Trained, But Still Not Ready
As a clinical social worker, I understand that grieving has five distinct stages and everyone's experience is unique. People deal with loss in their own way, at their own pace. Like the cobbler's children who have no shoes, though, I was not fully prepared for this emotional journey despite my professional training. I have emerged from my own grief with a better understanding of how to help the many sons and daughters I meet who are confronting the same life-altering passage.
It is never easy or simple. Twenty years after a friend's father died, life's joys often remind her of what she has lost. "When my grandson was born, I cried," she confided to me. "My father will never know his great-grandchild. But hopefully Dad's spirit will live on in the next generation." Another friend, whose mother died more recently, acknowledges relief in her passing. "It was awful in the end," she told me. "She was suffering and there wasn't much we could do. I feel guilty that despite feeling sad, I also have given up the burden of trying to somehow save my mother."
At the funeral of a friend's mother just weeks after my father died, I cried uncontrollably during the graveside service. I felt self-conscious about this display of emotion, since I had not known the deceased well, and my expression of grief reflected my own loss more than my friend's.

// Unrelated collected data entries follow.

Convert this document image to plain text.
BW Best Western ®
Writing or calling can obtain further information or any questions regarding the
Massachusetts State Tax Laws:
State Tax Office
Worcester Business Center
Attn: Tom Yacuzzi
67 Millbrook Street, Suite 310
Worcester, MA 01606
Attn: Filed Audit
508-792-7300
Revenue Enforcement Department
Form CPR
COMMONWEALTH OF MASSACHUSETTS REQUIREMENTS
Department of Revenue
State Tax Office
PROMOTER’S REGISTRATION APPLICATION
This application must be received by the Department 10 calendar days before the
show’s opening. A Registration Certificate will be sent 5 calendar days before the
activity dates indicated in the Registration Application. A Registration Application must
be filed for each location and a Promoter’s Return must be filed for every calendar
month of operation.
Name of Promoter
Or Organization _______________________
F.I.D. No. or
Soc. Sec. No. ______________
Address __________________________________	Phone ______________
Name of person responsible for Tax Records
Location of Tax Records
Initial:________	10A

But I have learned to allow the process to unfold, even if it is messy, unpredictable and uneven. And I've learned to accept and even embrace the way seemingly simple events can trigger floods of emotion. During a recent trip to the bank, for example, I teared up after observing a woman grab a bunch of lollipops for her child. I had remembered how I would bring my father lollipops as a forbidden treat that he would relish with childlike glee during my visits to the nursing home.
(MORE: Professional Caregivers Need to Mourn Your Loved One, Too)

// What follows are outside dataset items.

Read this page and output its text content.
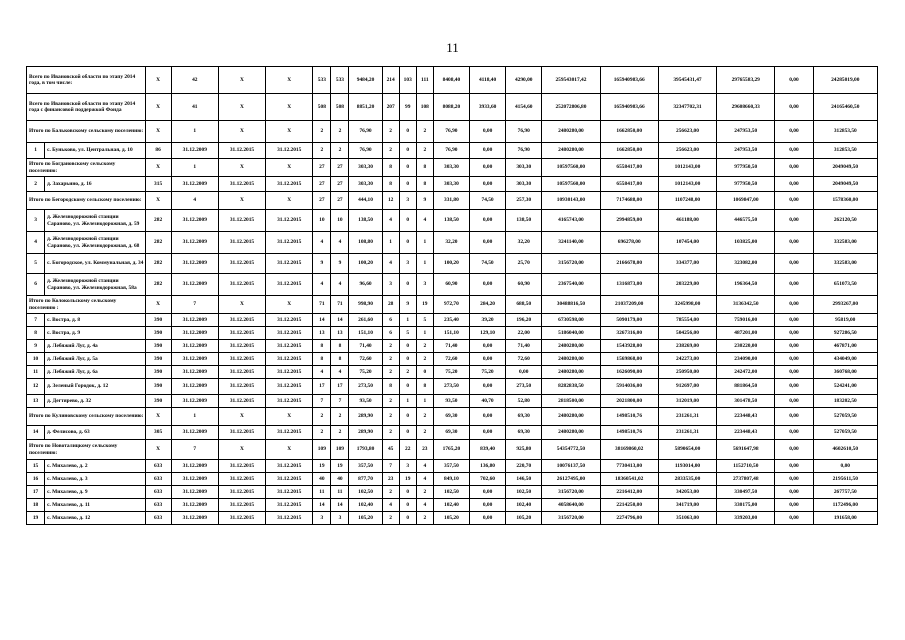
11
Всего по Ивановской области по этапу 2014 года, в том числе:		X	42	X	X	533	533	9484,20	214	103	111	8408,40	4118,40	4290,00	259543017,42	165940983,66	39545431,47	29765583,29	0,00	24285019,00
Всего по Ивановской области по этапу 2014 года с финансовой поддержкой Фонда		X	41	X	X	508	508	8851,20	207	99	108	8088,20	3933,60	4154,60	252072806,80	165940983,66	32347702,31	29608660,33	0,00	24165460,50
Итого по Бальковскому сельскому поселению:		X	1	X	X	2	2	76,90	2	0	2	76,90	0,00	76,90	2480280,00	1662850,00	256623,00	247953,50	0,00	312853,50
1	с. Буньково, ул. Центральная, д. 10	86	31.12.2009	31.12.2015	31.12.2015	2	2	76,90	2	0	2	76,90	0,00	76,90	2480280,00	1662850,00	256623,00	247953,50	0,00	312853,50
Итого по Богдановскому сельскому поселению:		X	1	X	X	27	27	303,30	8	0	8	303,30	0,00	303,30	10597560,00	6558417,00	1012143,00	977950,50	0,00	2049049,50
2	д. Захарьино, д. 16	315	31.12.2009	31.12.2015	31.12.2015	27	27	303,30	8	0	8	303,30	0,00	303,30	10597560,00	6558417,00	1012143,00	977950,50	0,00	2049049,50
Итого по Бегородскому сельскому поселению:		X	4	X	X	27	27	444,10	12	3	9	331,80	74,50	257,30	10930143,00	7174688,00	1107248,00	1069847,00	0,00	1578360,00
3	д. Железнодорожной станции Сараново, ул. Железнодорожная, д. 59	282	31.12.2009	31.12.2015	31.12.2015	10	10	138,50	4	0	4	138,50	0,00	138,50	4165743,00	2994859,00	461188,00	446575,50	0,00	262120,50
4	д. Железнодорожной станции Сараново, ул. Железнодорожная, д. 68	282	31.12.2009	31.12.2015	31.12.2015	4	4	108,80	1	0	1	32,20	0,00	32,20	3241140,00	696278,00	107454,00	103825,00	0,00	332583,00
5	с. Богородское, ул. Коммунальная, д. 34	282	31.12.2009	31.12.2015	31.12.2015	9	9	100,20	4	3	1	100,20	74,50	25,70	3156720,00	2166678,00	334377,00	323082,00	0,00	332583,00
6	д. Железнодорожной станции Сараново, ул. Железнодорожная, 58а	282	31.12.2009	31.12.2015	31.12.2015	4	4	96,60	3	0	3	60,90	0,00	60,90	2367540,00	1316873,00	203229,00	196364,50	0,00	651073,50
Итого по Колокольскому сельскому поселению :		X	7	X	X	71	71	998,90	28	9	19	972,70	284,20	688,50	30488816,50	21037209,00	3245998,00	3136342,50	0,00	2993267,00
7	с. Востра, д. 8	390	31.12.2009	31.12.2015	31.12.2015	14	14	261,60	6	1	5	235,40	39,20	196,20	6730598,00	5090179,00	785554,00	759016,00	0,00	95819,00
8	с. Востра, д. 9	390	31.12.2009	31.12.2015	31.12.2015	13	13	151,10	6	5	1	151,10	129,10	22,00	5186040,00	3267316,00	504256,00	487201,00	0,00	927286,50
9	д. Лебяжий Луг, д. 4а	390	31.12.2009	31.12.2015	31.12.2015	8	8	71,40	2	0	2	71,40	0,00	71,40	2480280,00	1543928,00	238269,00	230220,00	0,00	467871,00
10	д. Лебяжий Луг, д. 5а	390	31.12.2009	31.12.2015	31.12.2015	8	8	72,60	2	0	2	72,60	0,00	72,60	2480280,00	1569868,00	242273,00	234090,00	0,00	434049,00
11	д. Лебяжий Луг, д. 6а	390	31.12.2009	31.12.2015	31.12.2015	4	4	75,20	2	2	0	75,20	75,20	0,00	2480280,00	1626090,00	250950,00	242472,00	0,00	360768,00
12	д. Зеленый Городок, д. 12	390	31.12.2009	31.12.2015	31.12.2015	17	17	273,50	8	0	8	273,50	0,00	273,50	8282838,50	5914036,00	912697,00	881864,50	0,00	524241,00
13	д. Дегтярево, д. 32	390	31.12.2009	31.12.2015	31.12.2015	7	7	93,50	2	1	1	93,50	40,70	52,80	2818500,00	2021800,00	312019,00	301478,50	0,00	183202,50
Итого по Кулиновскому сельскому поселению:		X	1	X	X	2	2	289,90	2	0	2	69,30	0,00	69,30	2480280,00	1498510,76	231261,31	223448,43	0,00	527059,50
14	д. Фелисово, д. 63	305	31.12.2009	31.12.2015	31.12.2015	2	2	289,90	2	0	2	69,30	0,00	69,30	2480280,00	1498510,76	231261,31	223448,43	0,00	527059,50
Итого по Новоталицкому сельскому поселению:		X	7	X	X	109	109	1793,80	45	22	23	1765,20	839,40	925,80	54354772,50	38169860,02	5890654,00	5691647,98	0,00	4602610,50
15	с. Михалево, д. 2	633	31.12.2009	31.12.2015	31.12.2015	19	19	357,50	7	3	4	357,50	136,80	220,70	10076137,50	7730413,00	1193014,00	1152710,50	0,00	0,00
16	с. Михалево, д. 3	633	31.12.2009	31.12.2015	31.12.2015	40	40	877,70	23	19	4	849,10	702,60	146,50	26127495,00	18360541,02	2833535,00	2737807,48	0,00	2195611,50
17	с. Михалево, д. 9	633	31.12.2009	31.12.2015	31.12.2015	11	11	102,50	2	0	2	102,50	0,00	102,50	3156720,00	2216412,00	342053,00	330497,50	0,00	267757,50
18	с. Михалево, д. 11	633	31.12.2009	31.12.2015	31.12.2015	14	14	102,40	4	0	4	102,40	0,00	102,40	4058640,00	2214250,00	341719,00	330175,00	0,00	1172496,00
19	с. Михалево, д. 12	633	31.12.2009	31.12.2015	31.12.2015	3	3	105,20	2	0	2	105,20	0,00	105,20	3156720,00	2274796,00	351063,00	339203,00	0,00	191658,00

The silver lining of this experience is that it has deepened my sensitivity to the ways in which people grieve and approach the end of life. I know now that mourning comes in waves, retreats gradually, then resurfaces with unannounced force. What's most comforting to anyone experiencing it is to be heard and understood.
People often try to alleviate a mourner's anguish by attempting to diminish the pain. But feeling that sadness allows us to integrate our loss into a new understanding and acceptance of who we are. As we emerge from our course of grieving, we are starkly reminded that our own turn will come. Yet it is precisely this knowledge that helps us savor what we have, the people who are still with us and the ones, like my father, who live on in our souls.